Bundesregierung bleibt bei Kinderkrankentagen lebensfremd

Trotz Corona hat die Bundesregierung sich erst nach Druck von außen dazu durchgerungen, die Zahl der Kinderkrankentage zu erhöhen. Mit der beschlossenen Ausweitung offenbart die Koalition aber weiterhin große Lebensferne. Wenn im Herbst und Winter viele Kinder mit leichten Erkältungssymptomen wieder nach Hause geschickt werden, stehen ihre berufstätigen Eltern bald vor der Schwierigkeit, dass die Kinderkrankentage aufgebraucht sind und sie sich unbezahlt von der Arbeit freistellen lassen müssen. Zudem gilt die Ausweitung nur für das laufende Jahr.

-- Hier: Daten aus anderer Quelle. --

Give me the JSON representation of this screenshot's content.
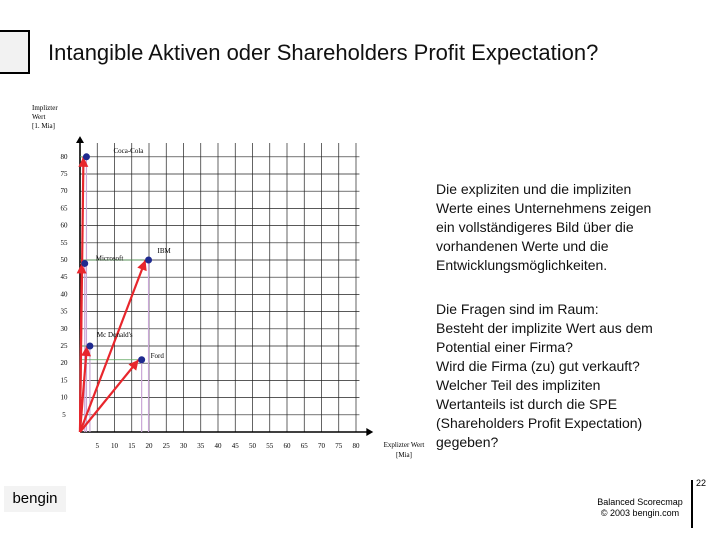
{
  "slide": {
    "title": "Intangible Aktiven oder Shareholders Profit Expectation?",
    "y_axis_label": [
      "Implizter",
      "Wert",
      "[1. Mia]"
    ],
    "x_axis_label": [
      "Explizter Wert",
      "[Mia]"
    ],
    "paragraph1": [
      "Die expliziten und die impliziten",
      "Werte eines Unternehmens zeigen",
      "ein vollständigeres Bild über die",
      "vorhandenen Werte und die",
      "Entwicklungsmöglichkeiten."
    ],
    "paragraph2": [
      "Die Fragen sind im Raum:",
      "Besteht der implizite Wert aus dem",
      "Potential einer Firma?",
      "Wird die Firma (zu) gut verkauft?",
      "Welcher Teil des impliziten",
      "Wertanteils ist durch die SPE",
      "(Shareholders Profit Expectation)",
      "gegeben?"
    ],
    "brand": "bengin",
    "footer": [
      "Balanced Scorecmap",
      "© 2003 bengin.com"
    ],
    "page_number": "22"
  },
  "chart_data": {
    "type": "scatter",
    "xlabel": "Explizter Wert [Mia]",
    "ylabel": "Implizter Wert [1. Mia]",
    "xlim": [
      0,
      80
    ],
    "ylim": [
      0,
      80
    ],
    "x_ticks": [
      "5",
      "10",
      "15",
      "20",
      "25",
      "30",
      "35",
      "40",
      "45",
      "50",
      "55",
      "60",
      "65",
      "70",
      "75",
      "80"
    ],
    "y_ticks": [
      "5",
      "10",
      "15",
      "20",
      "25",
      "30",
      "35",
      "40",
      "45",
      "50",
      "55",
      "60",
      "65",
      "70",
      "75",
      "80"
    ],
    "grid": true,
    "points": [
      {
        "name": "Coca-Cola",
        "x": 1,
        "y": 80
      },
      {
        "name": "Microsoft",
        "x": 0.5,
        "y": 49
      },
      {
        "name": "IBM",
        "x": 19,
        "y": 50
      },
      {
        "name": "Mc Donald's",
        "x": 2,
        "y": 25
      },
      {
        "name": "Ford",
        "x": 17,
        "y": 21
      }
    ],
    "colors": {
      "arrow": "#e8262c",
      "point": "#1f2a8f",
      "guide": "#c9a6d6",
      "grid": "#222222"
    }
  }
}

Bisher galt: Eltern hatten für ihr Kind unter 12 Jahren Anspruch auf zehn Kinderkrankentage. Elternpaare konnten also bis zu 20 Tage Kinderkrankengeld bekommen, um ihr Kind zu Hause zu pflegen. Auch Alleinerziehende hatten Anspruch auf 20 Tage. Sind die Kinderkrankentage aufgebraucht, bleibt vielen Eltern nur, sich unbezahlt von der Arbeit freistellen zu lassen. Für Alleinerziehende und Familien mit kleinem Einkommen ist das oft schwer zu leisten. Jetzt hat die Koalition wegen der Corona-Pandemie beschlossen, dass jedes Elternteil für das Jahr 2020 weitere fünf Tage beanspruchen kann – für Alleinerziehende sind es weitere zehn Tage. Unterm Strich kommen also maximal 30 Tage pro Kind zusammen.

Koalition verweigert sich Lebensrealitäten

Die bisher geltende Begrenzung der Kinderkrankentage griff – schon lange vor Corona – zu kurz. Sie ignorierte familiäre Lebenswirklichkeiten. Die Koalition verweigert aber eine echte Reform. Noch Anfang August 2020 habe ich auf meine schriftliche Frage, ob die Bundesregierung nicht wenigstens angesichts der grassierenden Pandemie erwäge, die Zahl der Kinderkrankentage auszuweiten, die Antwort bekommen: „Eine Ausweitung der Anspruchsdauer für Kinderkrankengeld über den festgelegten Zeitraum hinweg ist derzeit nicht vorgesehen.“ Die Bundesregierung verwies auf die Lohnersatzleistung nach Infektionsschutzgesetz.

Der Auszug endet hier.